We believe that Applied Behaviour Analysis (ABA) and Verbal Behaviour (VB) can make a real difference to the teaching and learning for adults with autism.

There may be some terms on this page and elsewhere in the website that you’re slightly unsure of. Take a look at our handy Jargon Buster to find out what they all mean.

Applied Behaviour Analysis the BeyondAutism way

At BeyondAutism we find teaching opportunities in every situation that are tailored to learner preferences and needs, and support our students, family and care staff. Applied Behaviour Analysis (ABA) is evidence based, using reflective teaching and tracking progress to celebrate every achievement using fun and motivating learning.

We enable choice and strive for independence whilst helping to reduce behaviours that limit students’ opportunities. We teach complex skills step-by-step including daily living skills, communication skills and social skills to ultimately allow students to be as independent as possible.

Verbal Behaviour

Verbal Behaviour (VB) refers to a view that language is a behaviour which is learnt and acquired in the same way as other skills. The foundations of VB are rooted in the work of the psychologist and behaviourist B.F Skinner. There is a large body of research supporting this analysis of language and its application to teaching adults with autism.

An ABA/VB approach

ABA and VB are not separate entities; they can be used in conjunction with one another. An ABA/VB approach will utilise ABA principles and teaching procedures alongside the VB methods of teaching language based on its function and the motivation of an individual.

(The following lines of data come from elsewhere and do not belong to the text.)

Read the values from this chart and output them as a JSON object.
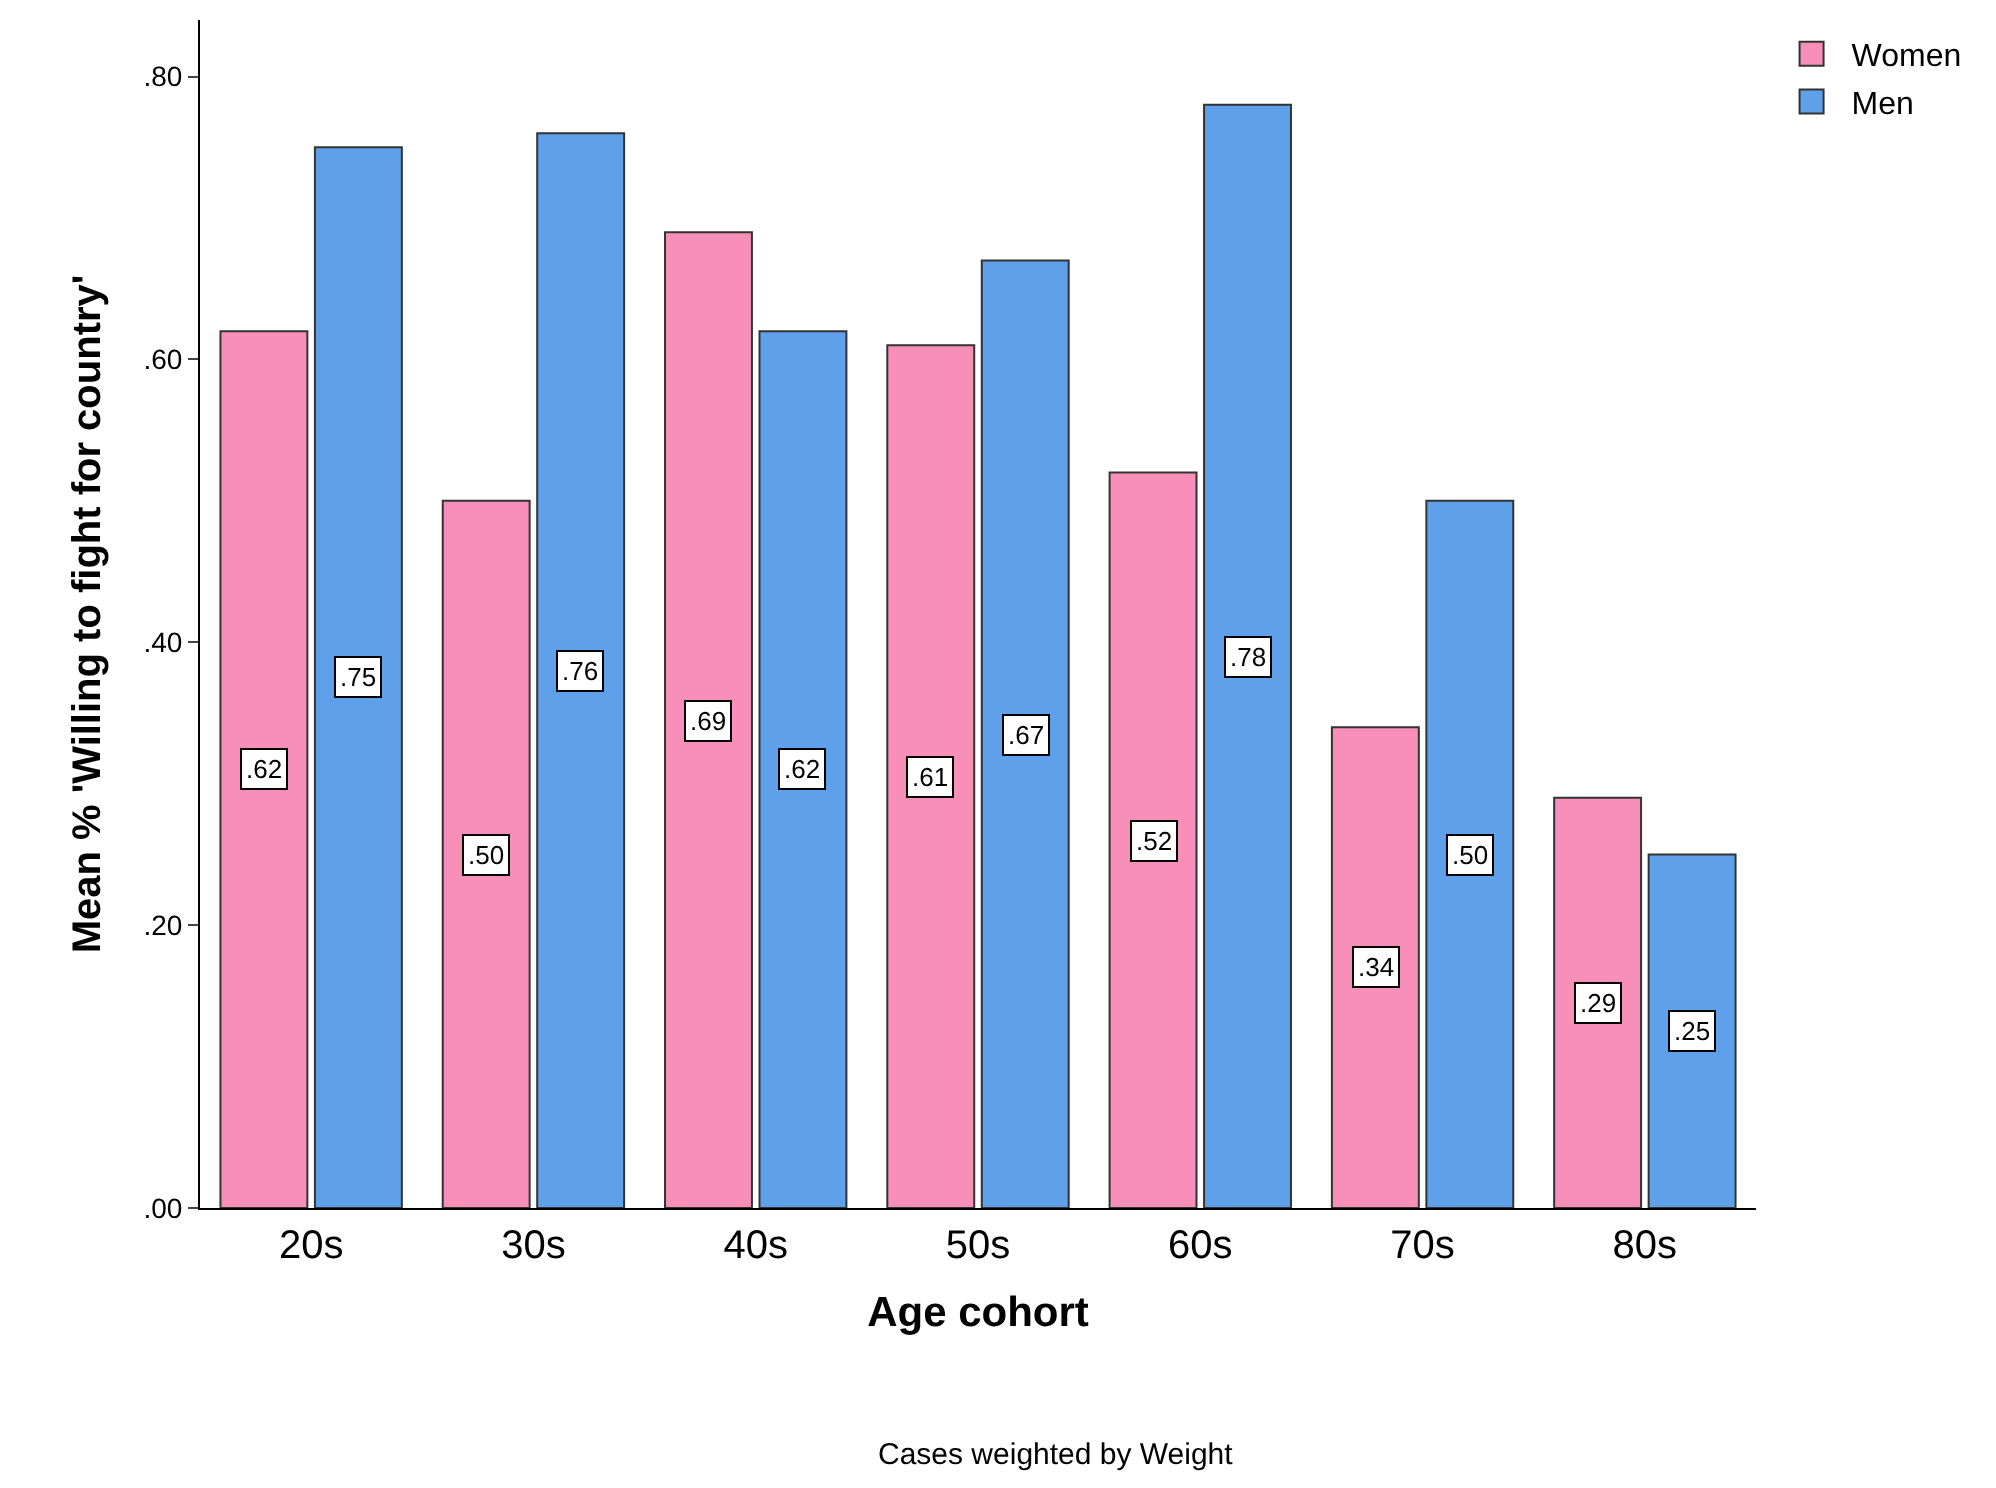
{
  "chart_data": {
    "type": "bar",
    "xlabel": "Age cohort",
    "ylabel": "Mean % 'Willing to fight for country'",
    "categories": [
      "20s",
      "30s",
      "40s",
      "50s",
      "60s",
      "70s",
      "80s"
    ],
    "series": [
      {
        "name": "Women",
        "color": "#f78fb9",
        "values": [
          0.62,
          0.5,
          0.69,
          0.61,
          0.52,
          0.34,
          0.29
        ],
        "value_labels": [
          ".62",
          ".50",
          ".69",
          ".61",
          ".52",
          ".34",
          ".29"
        ]
      },
      {
        "name": "Men",
        "color": "#5ea1ea",
        "values": [
          0.75,
          0.76,
          0.62,
          0.67,
          0.78,
          0.5,
          0.25
        ],
        "value_labels": [
          ".75",
          ".76",
          ".62",
          ".67",
          ".78",
          ".50",
          ".25"
        ]
      }
    ],
    "ylim": [
      0,
      0.84
    ],
    "yticks": [
      {
        "value": 0,
        "label": ".00"
      },
      {
        "value": 0.2,
        "label": ".20"
      },
      {
        "value": 0.4,
        "label": ".40"
      },
      {
        "value": 0.6,
        "label": ".60"
      },
      {
        "value": 0.8,
        "label": ".80"
      }
    ],
    "legend": "top right",
    "annotations": [
      "Cases weighted by Weight"
    ]
  }
}
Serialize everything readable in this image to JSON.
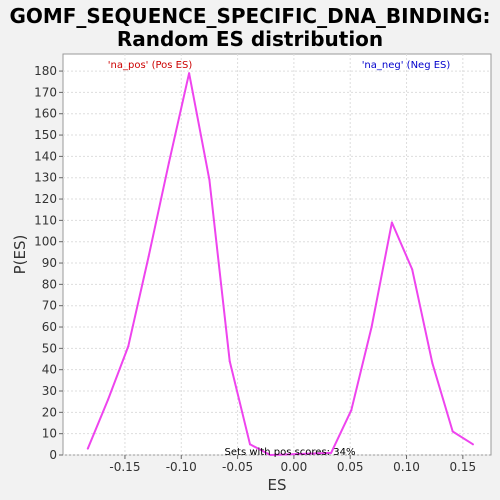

Our ABA/VB teaching aims to:

  • Motivate adults to want to learn
  • Understand behaviour and why it occurs
  • Support adults to be successful in their learning
  • Teach functional language and communication.

How do we do this?

There is no one way to teach using ABA/VB. Each learner is an individual, therefore all interventions are tailored to their needs and will vary depending on those needs. However, there are some commonalities:

  • All students will have an initial baseline assessment in their first 6 weeks
  • All programmes will focus on motivating the students to be able to access learning
  • All programmes will focus on teaching functional language and communication
  • Where needed programmes will have a focus on teaching pre-requisite skills to learning such as copying others or following simple instructions from others
  • Programmes will focus on teaching self-care and independence skills.